There’s an inherent poignance to old 8mm-film footage of people and places long gone, a piecemeal history with meaning mostly to those who recognize the faces in the footage. Director Eliav Lilti and producer Arik Bernstein have taken that fact and spun it into a feature-length documentary about Israel.
The film stretches from immigrants arriving in Palestine in the 1930s to the Camp David Accords in 1978. Much of what we see is mundane — children being bathed, weddings, a beach where the man’s camera seems to find only pretty girls. Because this is the conflict-haunted Middle East, some moments take on sad significance. A few frames of a young man hand-starting a propeller is, it turns out, the one image this family has of him; he died in the 1948 war.
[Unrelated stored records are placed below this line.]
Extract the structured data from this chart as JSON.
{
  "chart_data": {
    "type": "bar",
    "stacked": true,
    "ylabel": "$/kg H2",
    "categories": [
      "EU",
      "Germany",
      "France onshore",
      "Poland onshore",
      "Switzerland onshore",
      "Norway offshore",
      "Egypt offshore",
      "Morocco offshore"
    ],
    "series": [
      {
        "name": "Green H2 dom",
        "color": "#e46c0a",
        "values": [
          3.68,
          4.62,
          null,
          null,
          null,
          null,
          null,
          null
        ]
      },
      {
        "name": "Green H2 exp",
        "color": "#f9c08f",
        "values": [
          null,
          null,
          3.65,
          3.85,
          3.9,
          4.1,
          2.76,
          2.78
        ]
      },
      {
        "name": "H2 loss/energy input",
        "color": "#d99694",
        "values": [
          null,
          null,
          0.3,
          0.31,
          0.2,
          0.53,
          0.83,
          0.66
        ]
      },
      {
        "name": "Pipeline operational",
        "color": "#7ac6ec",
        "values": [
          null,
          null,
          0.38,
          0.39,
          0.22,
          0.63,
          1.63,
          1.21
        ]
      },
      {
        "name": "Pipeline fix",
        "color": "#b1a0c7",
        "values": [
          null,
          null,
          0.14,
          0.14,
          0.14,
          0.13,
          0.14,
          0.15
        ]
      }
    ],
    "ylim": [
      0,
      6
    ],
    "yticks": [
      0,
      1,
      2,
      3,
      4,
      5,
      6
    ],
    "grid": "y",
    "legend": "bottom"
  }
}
Childhood and weddings mix with dark recollections of seeing Holocaust survivors struggle to restart their lives.
It’s narrated by the family members themselves, though their present-day faces are never shown. Moshe Dayan’s son, Udi, mixes ribald jokes with nostalgia for the footloose ’60s and ’70s, but otherwise these are ordinary people.
Arabs are glimpsed in images both benign (a woman fondly recollects her Palestinian nanny) and disturbing (Egyptian POWs from the Six-Day War are abused by the military police). The structure and narration leave vital things outside the frame; when a minaret is destroyed, there’s no way to know who gave the order, or why.
Ultimately, this film reveals the Israeli self-image, but not much more. The people with the cameras pass by Arab neighbors, and what the Palestinians’ home movies might look like remains unexplored.